Spanisches Gericht hebt Stopp für Endesa-Übernahme auf

- Madrid/Düsseldorf- Das juristische Wirrwarr im millionenschweren Übernahmekampf um den größten spanischen Energieversorger Endesa beginnt sich zu lichten. Spaniens Oberster Gerichtshof hob seine einstweilige Verfügung auf, die das Angebot des Energiekonzerns Gas Natural gestoppt hatte.

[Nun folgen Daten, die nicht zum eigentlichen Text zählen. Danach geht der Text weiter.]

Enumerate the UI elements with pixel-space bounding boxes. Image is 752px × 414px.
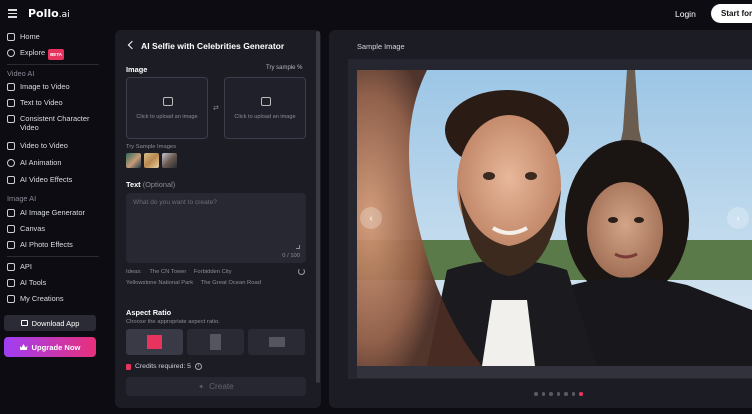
prompt-textarea[interactable]: What do you want to create? 0 / 100 [126,193,306,263]
sample-thumbnail[interactable] [144,153,159,168]
back-arrow-icon[interactable] [127,40,137,50]
carousel-next-button[interactable]: › [727,207,749,229]
upload-area-2[interactable]: Click to upload an image [224,77,306,139]
panel-scrollbar[interactable] [316,31,320,383]
sidebar-item-ai-video-effects[interactable]: AI Video Effects [7,175,72,184]
api-icon [7,262,15,271]
try-sample-link[interactable]: Try sample % [266,65,302,71]
sidebar-item-ai-animation[interactable]: AI Animation [7,158,62,167]
start-for-free-button[interactable]: Start for Free [711,4,752,23]
sidebar-item-home[interactable]: Home [7,32,40,41]
image-strip [357,366,752,378]
ratio-portrait-icon [210,334,221,350]
sidebar-item-consistent-character-video[interactable]: Consistent Character Video [7,114,101,132]
video-icon [7,141,15,150]
idea-chip[interactable]: Forbidden City [194,269,232,275]
sample-image-label: Sample Image [357,42,405,51]
top-bar: Pollo.ai Login Start for Free [0,0,752,28]
char-count: 0 / 100 [282,253,300,259]
aspect-ratio-portrait[interactable] [187,329,244,355]
sidebar: Home Explore BETA Video AI Image to Video… [0,28,106,414]
credits-required: Credits required: 5i [126,363,202,370]
sidebar-item-ai-image-generator[interactable]: AI Image Generator [7,208,85,217]
upgrade-now-button[interactable]: Upgrade Now [4,337,96,357]
carousel-dot[interactable] [534,392,538,396]
compass-icon [7,48,15,57]
idea-chip[interactable]: Yellowstone National Park [126,280,193,286]
photo-effects-icon [7,240,15,249]
upload-image-icon [163,97,173,106]
ideas-row: Ideas: The CN Tower Forbidden City [126,269,232,275]
generator-panel: AI Selfie with Celebrities Generator Ima… [115,30,321,408]
image-generator-icon [7,208,15,217]
info-icon[interactable]: i [194,363,202,370]
refresh-icon[interactable] [298,268,305,275]
aspect-ratio-square[interactable] [126,329,183,355]
animation-icon [7,158,15,167]
sidebar-item-image-to-video[interactable]: Image to Video [7,82,70,91]
ideas-row: Yellowstone National Park The Great Ocea… [126,280,267,286]
selfie-photo [357,70,752,366]
text-label: Text (Optional) [126,180,176,189]
tools-icon [7,278,15,287]
try-sample-images-label: Try Sample Images [126,144,177,150]
shuffle-icon: % [297,65,303,71]
sample-thumbnail[interactable] [126,153,141,168]
sidebar-item-ai-tools[interactable]: AI Tools [7,278,46,287]
carousel-dot[interactable] [571,392,575,396]
sidebar-item-api[interactable]: API [7,262,32,271]
carousel-dots [534,392,587,396]
sidebar-item-video-to-video[interactable]: Video to Video [7,141,68,150]
carousel-prev-button[interactable]: ‹ [360,207,382,229]
character-icon [7,114,15,123]
logo[interactable]: Pollo.ai [28,7,70,20]
login-link[interactable]: Login [675,9,696,19]
divider [7,64,99,65]
sidebar-item-text-to-video[interactable]: Text to Video [7,98,63,107]
carousel-dot[interactable] [556,392,560,396]
credit-icon [126,363,131,370]
sample-thumbnail[interactable] [162,153,177,168]
menu-icon[interactable] [8,9,17,18]
prompt-placeholder: What do you want to create? [133,199,217,206]
sample-panel: Sample Image ‹ › [329,30,752,408]
sidebar-item-explore[interactable]: Explore BETA [7,48,64,60]
upload-image-icon [261,97,271,106]
section-image-ai: Image AI [7,194,37,203]
create-button[interactable]: ✦ Create [126,377,306,396]
swap-icon[interactable]: ⇄ [213,104,219,112]
home-icon [7,32,15,41]
carousel-dot[interactable] [564,392,568,396]
sidebar-item-canvas[interactable]: Canvas [7,224,45,233]
text-video-icon [7,98,15,107]
download-icon [20,320,28,326]
ratio-square-icon [147,335,162,349]
canvas-icon [7,224,15,233]
image-label: Image [126,65,148,74]
sidebar-item-ai-photo-effects[interactable]: AI Photo Effects [7,240,73,249]
section-video-ai: Video AI [7,69,35,78]
page-title: AI Selfie with Celebrities Generator [141,41,285,51]
carousel-dot[interactable] [579,392,583,396]
crown-icon [19,344,28,350]
ratio-landscape-icon [269,337,285,347]
carousel-dot[interactable] [549,392,553,396]
download-app-button[interactable]: Download App [4,315,96,331]
sidebar-item-my-creations[interactable]: My Creations [7,294,64,303]
idea-chip[interactable]: The Great Ocean Road [201,280,261,286]
aspect-ratio-landscape[interactable] [248,329,305,355]
effects-icon [7,175,15,184]
upload-area-1[interactable]: Click to upload an image [126,77,208,139]
resize-handle-icon[interactable] [296,245,300,249]
aspect-ratio-label: Aspect Ratio [126,308,172,317]
sample-image [357,70,752,366]
aspect-ratio-subtitle: Choose the appropriate aspect ratio. [126,319,220,325]
image-video-icon [7,82,15,91]
beta-badge: BETA [48,49,64,60]
sparkle-icon: ✦ [198,383,205,391]
carousel-dot[interactable] [541,392,545,396]
folder-icon [7,294,15,303]
idea-chip[interactable]: The CN Tower [149,269,186,275]
divider [7,256,99,257]
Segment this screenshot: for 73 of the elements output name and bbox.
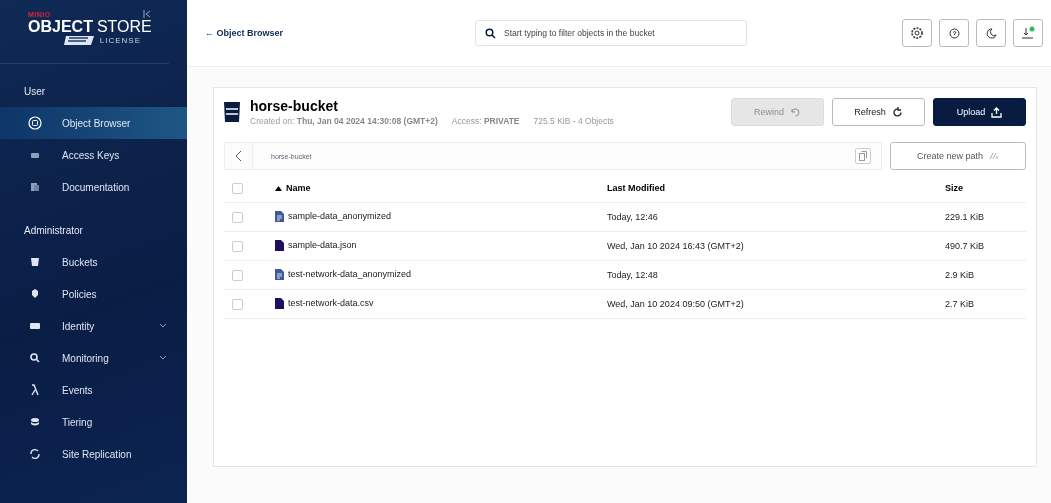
- search-icon: [28, 351, 42, 365]
- upload-button[interactable]: Upload: [933, 98, 1026, 126]
- file-size: 2.9 KiB: [945, 270, 975, 280]
- collapse-icon[interactable]: [143, 10, 151, 18]
- file-name[interactable]: test-network-data_anonymized: [288, 269, 412, 279]
- help-icon: [948, 27, 960, 39]
- chevron-left-icon: [235, 150, 242, 162]
- sidebar-item[interactable]: Access Keys: [0, 139, 187, 171]
- bucket-icon: [224, 102, 240, 122]
- column-header[interactable]: Name: [275, 183, 311, 194]
- bucket-name: horse-bucket: [250, 98, 339, 114]
- section-title: Administrator: [23, 224, 84, 238]
- refresh-icon: [891, 106, 903, 118]
- moon-icon: [985, 27, 997, 39]
- license-badge-icon: [63, 36, 94, 45]
- sync-icon: [28, 447, 42, 461]
- downloads-button[interactable]: [1013, 19, 1043, 47]
- sidebar-item[interactable]: Documentation: [0, 171, 187, 203]
- file-icon: [275, 297, 284, 309]
- created-date: Created on: Thu, Jan 04 2024 14:30:08 (GMT+2): [250, 116, 438, 126]
- sidebar-item[interactable]: Object Browser: [0, 107, 187, 139]
- file-size: 229.1 KiB: [945, 212, 985, 222]
- access-level: Access: PRIVATE: [451, 116, 520, 126]
- refresh-button[interactable]: Refresh: [832, 98, 925, 126]
- sidebar-item[interactable]: Monitoring: [0, 342, 187, 374]
- upload-icon: [991, 106, 1003, 118]
- modified-date: Today, 12:48: [607, 270, 658, 280]
- search-field[interactable]: Start typing to filter objects in the bucket: [475, 20, 747, 46]
- row-checkbox[interactable]: [232, 211, 243, 223]
- file-icon: [275, 239, 284, 251]
- settings-button[interactable]: [902, 19, 932, 47]
- row-checkbox[interactable]: [232, 240, 243, 252]
- brand-name: OBJECT: [28, 18, 93, 35]
- sidebar-item[interactable]: Tiering: [0, 406, 187, 438]
- sidebar-item[interactable]: Events: [0, 374, 187, 406]
- file-name[interactable]: sample-data_anonymized: [288, 211, 392, 221]
- bucket-circle-icon: [28, 116, 42, 130]
- select-all-checkbox[interactable]: [232, 182, 243, 194]
- modified-date: Wed, Jan 10 2024 09:50 (GMT+2): [607, 299, 744, 309]
- brand-name-light: STORE: [96, 18, 152, 35]
- file-size: 490.7 KiB: [945, 241, 985, 251]
- row-checkbox[interactable]: [232, 298, 243, 310]
- sidebar-item[interactable]: Policies: [0, 278, 187, 310]
- copy-button[interactable]: [855, 148, 871, 164]
- documents-icon: [28, 180, 42, 194]
- sidebar-item[interactable]: Buckets: [0, 246, 187, 278]
- help-button[interactable]: [939, 19, 969, 47]
- row-checkbox[interactable]: [232, 269, 243, 281]
- sidebar-item[interactable]: Site Replication: [0, 438, 187, 470]
- column-header[interactable]: Last Modified: [607, 183, 665, 193]
- license-label: LICENSE: [99, 36, 141, 45]
- settings-icon: [910, 26, 924, 40]
- modified-date: Wed, Jan 10 2024 16:43 (GMT+2): [607, 241, 744, 251]
- path-icon: [989, 152, 999, 160]
- lambda-icon: [28, 383, 42, 397]
- column-header[interactable]: Size: [945, 183, 963, 193]
- create-path-button[interactable]: Create new path: [890, 142, 1026, 170]
- copy-icon: [859, 151, 867, 161]
- dark-mode-button[interactable]: [976, 19, 1006, 47]
- document-icon: [275, 268, 284, 280]
- file-name[interactable]: sample-data.json: [288, 240, 357, 250]
- section-title: User: [23, 85, 47, 99]
- download-icon: [1021, 26, 1035, 40]
- bucket-icon: [28, 255, 42, 269]
- back-link[interactable]: ← Object Browser: [205, 28, 475, 38]
- file-name[interactable]: test-network-data.csv: [288, 298, 374, 308]
- sidebar-item[interactable]: Identity: [0, 310, 187, 342]
- sort-up-icon: [275, 185, 282, 191]
- bucket-summary: 725.5 KiB - 4 Objects: [533, 116, 614, 126]
- modified-date: Today, 12:46: [607, 212, 658, 222]
- file-size: 2.7 KiB: [945, 299, 975, 309]
- rewind-icon: [790, 106, 801, 118]
- document-icon: [275, 210, 284, 222]
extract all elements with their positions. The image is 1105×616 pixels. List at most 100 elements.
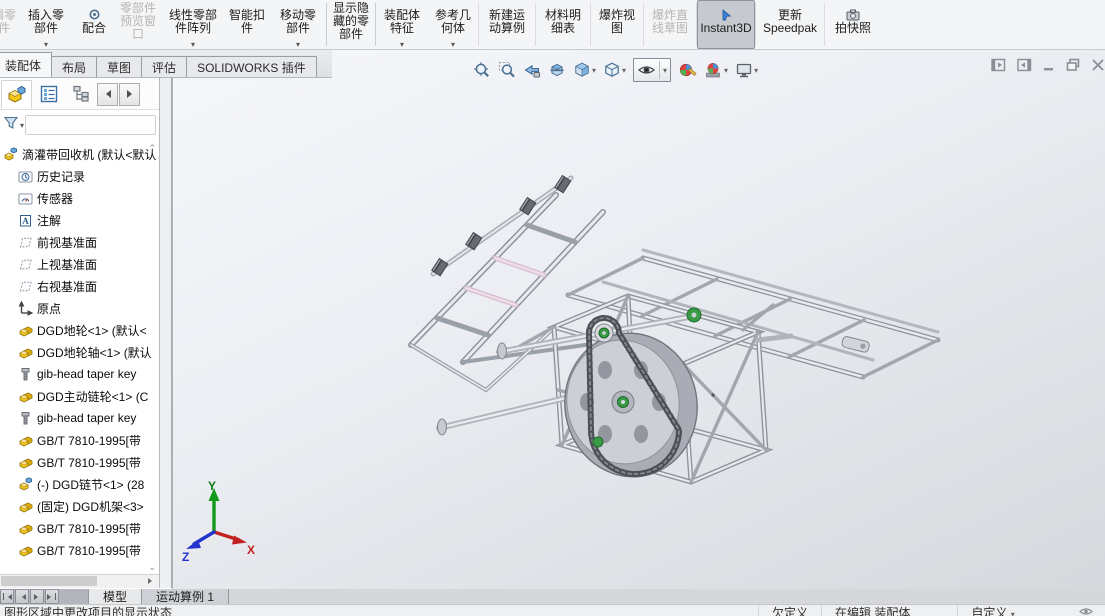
dropdown-caret-icon[interactable]: ▾ xyxy=(428,41,478,49)
tree-item[interactable]: gib-head taper key xyxy=(0,407,159,429)
tree-item[interactable]: 传感器 xyxy=(0,187,159,209)
tree-scroll-up-icon[interactable]: ⌃ xyxy=(148,144,156,153)
hud-zoom-to-fit-button[interactable] xyxy=(473,61,491,79)
panel-tab-scroll-right[interactable] xyxy=(119,83,140,106)
dropdown-caret-icon[interactable]: ▾ xyxy=(376,41,428,49)
command-tab-1[interactable]: 装配体 xyxy=(0,52,52,77)
tab-prev-button[interactable] xyxy=(15,589,29,604)
hud-edit-appearance-button[interactable] xyxy=(678,61,697,79)
tree-item[interactable]: 历史记录 xyxy=(0,165,159,187)
dropdown-caret-icon[interactable]: ▾ xyxy=(754,66,758,75)
part-icon xyxy=(18,433,33,448)
dropdown-caret-icon[interactable]: ▾ xyxy=(270,41,326,49)
tree-item[interactable]: GB/T 7810-1995[带 xyxy=(0,451,159,473)
tab-next-button[interactable] xyxy=(30,589,44,604)
tree-item[interactable]: 右视基准面 xyxy=(0,275,159,297)
tree-item[interactable]: DGD地轮<1> (默认< xyxy=(0,319,159,341)
ribbon-button-assembly-features[interactable]: 装配体 特征 ▾ xyxy=(376,0,428,49)
tab-strip-filler xyxy=(229,589,1105,604)
hud-view-settings-button[interactable]: ▾ xyxy=(735,61,758,79)
tree-item[interactable]: 上视基准面 xyxy=(0,253,159,275)
close-icon[interactable] xyxy=(1091,58,1105,72)
command-tab-2[interactable]: 布局 xyxy=(51,56,97,77)
dropdown-caret-icon[interactable]: ▾ xyxy=(18,41,74,49)
ribbon-button-take-snapshot[interactable]: 拍快照 xyxy=(825,0,881,49)
status-custom-menu[interactable]: 自定义 ▾ xyxy=(957,605,1027,616)
feature-filter-input[interactable] xyxy=(25,115,156,135)
bottom-tab-model[interactable]: 模型 xyxy=(88,589,142,604)
model-3d-drip-tape-recycler[interactable] xyxy=(173,50,1105,589)
panel-tab-featuremanager-tree[interactable] xyxy=(1,80,32,109)
tree-horizontal-scrollbar[interactable] xyxy=(0,574,159,588)
dropdown-caret-icon[interactable]: ▾ xyxy=(622,66,626,75)
tree-scroll-down-icon[interactable]: ⌄ xyxy=(148,563,156,572)
dropdown-caret-icon[interactable]: ▾ xyxy=(162,41,224,49)
graphics-viewport[interactable]: Y X Z ▾▾▾▾▾ xyxy=(172,50,1105,589)
ribbon-button-instant3d[interactable]: Instant3D xyxy=(697,0,755,49)
hud-display-style-button[interactable]: ▾ xyxy=(603,61,626,79)
tree-item[interactable]: (固定) DGD机架<3> xyxy=(0,495,159,517)
tab-last-button[interactable] xyxy=(45,589,59,604)
ribbon-button-label: 装配体 特征 xyxy=(384,9,420,35)
hide-show-items-icon xyxy=(637,61,656,79)
collapse-right-pane-icon[interactable] xyxy=(1017,58,1032,72)
ribbon-button-label: 配合 xyxy=(82,22,106,35)
tree-item[interactable]: GB/T 7810-1995[带 xyxy=(0,429,159,451)
ribbon-button-label: 爆炸视 图 xyxy=(599,9,635,35)
hud-section-view-button[interactable] xyxy=(548,61,566,79)
panel-tab-scroll-left[interactable] xyxy=(97,83,118,106)
part-icon xyxy=(18,521,33,536)
command-tab-4[interactable]: 评估 xyxy=(141,56,187,77)
tree-item[interactable]: DGD主动链轮<1> (C xyxy=(0,385,159,407)
scrollbar-right-arrow[interactable] xyxy=(144,576,158,586)
ribbon-button-bill-of-materials[interactable]: 材料明 细表 xyxy=(536,0,590,49)
tree-item[interactable]: DGD地轮轴<1> (默认 xyxy=(0,341,159,363)
ribbon-button-linear-component-pattern[interactable]: 线性零部 件阵列▾ xyxy=(162,0,224,49)
tree-item[interactable]: 原点 xyxy=(0,297,159,319)
hud-zoom-to-area-button[interactable] xyxy=(498,61,516,79)
hud-previous-view-button[interactable] xyxy=(523,61,541,79)
feature-tree: ⌃ ⌄ 滴灌带回收机 (默认<默认历史记录传感器A注解前视基准面上视基准面右视基… xyxy=(0,140,159,574)
tab-first-button[interactable] xyxy=(0,589,14,604)
plane-icon xyxy=(18,257,33,272)
ribbon-button-mate[interactable]: 配合 xyxy=(74,0,114,49)
dropdown-caret-icon[interactable]: ▾ xyxy=(724,66,728,75)
tree-item[interactable]: 前视基准面 xyxy=(0,231,159,253)
hud-view-orientation-button[interactable]: ▾ xyxy=(573,61,596,79)
tree-item[interactable]: (-) DGD链节<1> (28 xyxy=(0,473,159,495)
minimize-icon[interactable] xyxy=(1043,58,1055,72)
triad-z-label: Z xyxy=(182,550,189,564)
scrollbar-thumb[interactable] xyxy=(1,576,97,586)
dropdown-caret-icon[interactable]: ▾ xyxy=(592,66,596,75)
ribbon-button-label: 新建运 动算例 xyxy=(489,9,525,35)
ribbon-button-new-motion-study[interactable]: 新建运 动算例 xyxy=(479,0,535,49)
ribbon-button-label: Instant3D xyxy=(700,22,751,35)
ribbon-button-insert-components[interactable]: 插入零 部件▾ xyxy=(18,0,74,49)
restore-icon[interactable] xyxy=(1066,58,1080,72)
ribbon-button-move-component[interactable]: 移动零 部件▾ xyxy=(270,0,326,49)
hud-apply-scene-button[interactable]: ▾ xyxy=(704,61,728,79)
bottom-tab-motion-study[interactable]: 运动算例 1 xyxy=(142,589,229,604)
filter-funnel-icon[interactable] xyxy=(3,115,19,135)
ribbon-button-exploded-view[interactable]: 爆炸视 图 xyxy=(591,0,643,49)
ribbon-button-reference-geometry[interactable]: 参考几 何体▾ xyxy=(428,0,478,49)
filter-dropdown-caret-icon[interactable]: ▾ xyxy=(20,121,24,130)
tree-item[interactable]: gib-head taper key xyxy=(0,363,159,385)
collapse-left-pane-icon[interactable] xyxy=(991,58,1006,72)
tree-item[interactable]: 滴灌带回收机 (默认<默认 xyxy=(0,143,159,165)
panel-tab-property-manager[interactable] xyxy=(33,80,64,109)
ribbon-button-smart-fasteners[interactable]: 智能扣 件 xyxy=(224,0,270,49)
command-tab-5[interactable]: SOLIDWORKS 插件 xyxy=(186,56,317,77)
ribbon-button-show-hidden-components[interactable]: 显示隐 藏的零 部件 xyxy=(327,0,375,49)
tree-item[interactable]: GB/T 7810-1995[带 xyxy=(0,517,159,539)
command-tab-3[interactable]: 草图 xyxy=(96,56,142,77)
status-tag-icon[interactable] xyxy=(1079,606,1093,616)
ribbon-button-update-speedpak[interactable]: 更新 Speedpak xyxy=(756,0,824,49)
panel-splitter[interactable] xyxy=(160,78,172,588)
panel-tab-configuration-manager[interactable] xyxy=(65,80,96,109)
tree-item-label: DGD地轮<1> (默认< xyxy=(37,322,147,339)
tree-item[interactable]: A注解 xyxy=(0,209,159,231)
hud-hide-show-items-button[interactable]: ▾ xyxy=(633,58,671,82)
dropdown-caret-icon[interactable]: ▾ xyxy=(663,66,667,75)
tree-item[interactable]: GB/T 7810-1995[带 xyxy=(0,539,159,561)
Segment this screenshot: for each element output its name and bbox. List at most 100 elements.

Mit dieser Verfügung war automatisch auch die Gegenofferte des deutschen Energiekonzerns E.ON auf Eis gelegt worden. Allerdings kann mit der Entscheidung der Richter das Übernahmeverfahren noch nicht eröffnet werden, da auch das Madrider Handelsgericht eine Blockade verhängt hatte. Das Handelsgericht will an diesem Donnerstag über seinen Stopp beraten und wenige Tage später eine Entscheidung fällen. Danach könnte die Börsenaufsicht die Gebote wieder frei geben.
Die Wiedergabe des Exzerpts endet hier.